I nodded, remembering a few articles obliquely juxtaposing the idea of two such different boys emerging from the same household.
“His name’s Max. Works for the dad’s hedge fund. Decent enough kid from what I can tell, given the bloodline. Anyway, this is the kind of person Malcolm Neeley was. When I had him in the deposition, he became unleashed and strayed from the talking points his lawyer had fed him. He starts yelling about what a dedicated father he was—how hard he worked to make sure his boys had character, as he called it. When the older son Max was sixteen years old, he wrecked dad’s Jaguar up in Connecticut and didn’t take it seriously enough for Poppa—you know, insurance will fix it, what’s the big deal. So Neeley throws Max in his car, drives him to their housekeeper’s, and bangs on the door. She’s probably wondering—what the hell, you know? And in struts Neeley with young Max in tow. He says, See how other peopl
e live? Can you imagine living here? Clean up your act unless you want to end up like this. That was the story he chose to tell about himself, mind you, as one of his better moments.”
“But you weren’t suing him for being a bad person. You blamed him for his son’s decision to commit mass murder.”

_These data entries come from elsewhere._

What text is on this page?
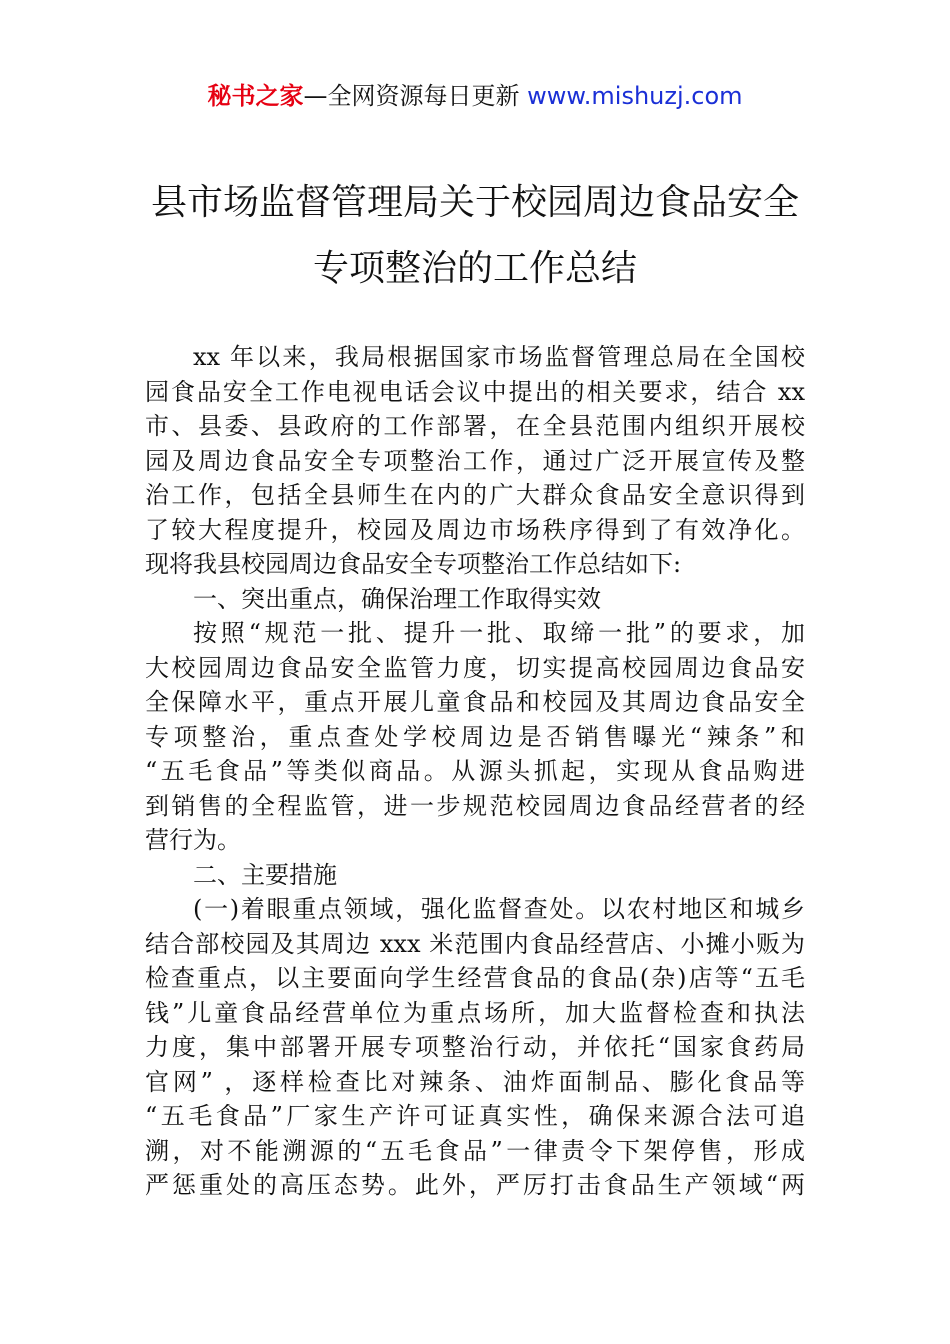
秘书之家—全网资源每日更新 www.mishuzj.com
县市场监督管理局关于校园周边食品安全
专项整治的工作总结
xx 年以来，我局根据国家市场监督管理总局在全国校
园食品安全工作电视电话会议中提出的相关要求，结合 xx
市、县委、县政府的工作部署，在全县范围内组织开展校
园及周边食品安全专项整治工作，通过广泛开展宣传及整
治工作，包括全县师生在内的广大群众食品安全意识得到
了较大程度提升，校园及周边市场秩序得到了有效净化。
现将我县校园周边食品安全专项整治工作总结如下:
一、突出重点，确保治理工作取得实效
按照“规范一批、提升一批、取缔一批”的要求，加
大校园周边食品安全监管力度，切实提高校园周边食品安
全保障水平，重点开展儿童食品和校园及其周边食品安全
专项整治，重点查处学校周边是否销售曝光“辣条”和
“五毛食品”等类似商品。从源头抓起，实现从食品购进
到销售的全程监管，进一步规范校园周边食品经营者的经
营行为。
二、主要措施
(一)着眼重点领域，强化监督查处。以农村地区和城乡
结合部校园及其周边 xxx 米范围内食品经营店、小摊小贩为
检查重点，以主要面向学生经营食品的食品(杂)店等“五毛
钱”儿童食品经营单位为重点场所，加大监督检查和执法
力度，集中部署开展专项整治行动，并依托“国家食药局
官网” ，逐样检查比对辣条、油炸面制品、膨化食品等
“五毛食品”厂家生产许可证真实性，确保来源合法可追
溯，对不能溯源的“五毛食品”一律责令下架停售，形成
严惩重处的高压态势。此外，严厉打击食品生产领域“两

“I don’t know you, Ms. Randall, but do you have good parents? Not, like, perfect-1950s-television-style parents, but basically decent parents who loved you and supported you?”
“Yes. Very much.”
The lie came effortlessly. Hannigan didn’t need to know that Hank Randall was an alcoholic who told me that I was “selfish” for going away to a “fancy New York college” instead of staying in Oregon because my mother “needed me.” Or that the reason my mother needed me was that, when my father wasn’t hitting her, she made herself feel better by reminding me at every opportunity that I wasn’t nearly as good as I thought I was.
“Good for you, because there is no greater misery than to know that your own parents are disappointed in you. Malcolm Neeley was the kind of person who was disappointed in every single person who wasn’t named Malcolm Neeley, but he was especially unforgiving of the people he was supposed to love and protect. Okay, one more story, this one from Max’s ex-girlfriend. She came to me on her own, all too happy about the prospect of nailing the elder Neeley to the wall. I got the impression that Neeley basically controlled Max and it took its toll on their relationship. Anyway, the day Todd and Max’s mom overdosed—Vicodin and vodka, if you’re wondering—was two days after Max went back to Princeton for his senior year. Afterward, whenever Todd would act especially withdrawn—staring into space, rocking back and forth, totally out to lunch—their father would yell at Todd: This is why your mother didn’t want to be alone in the house with you. It was a two-for-one mind fuck: Todd got the message that Mom killed herself because he was a head case, and Max got the message that it wouldn’t have happened if he hadn’t been away at school. I asked Neeley about it in his deposition. His response? He was trying to get Todd to learn from his mistakes and act more like a man.”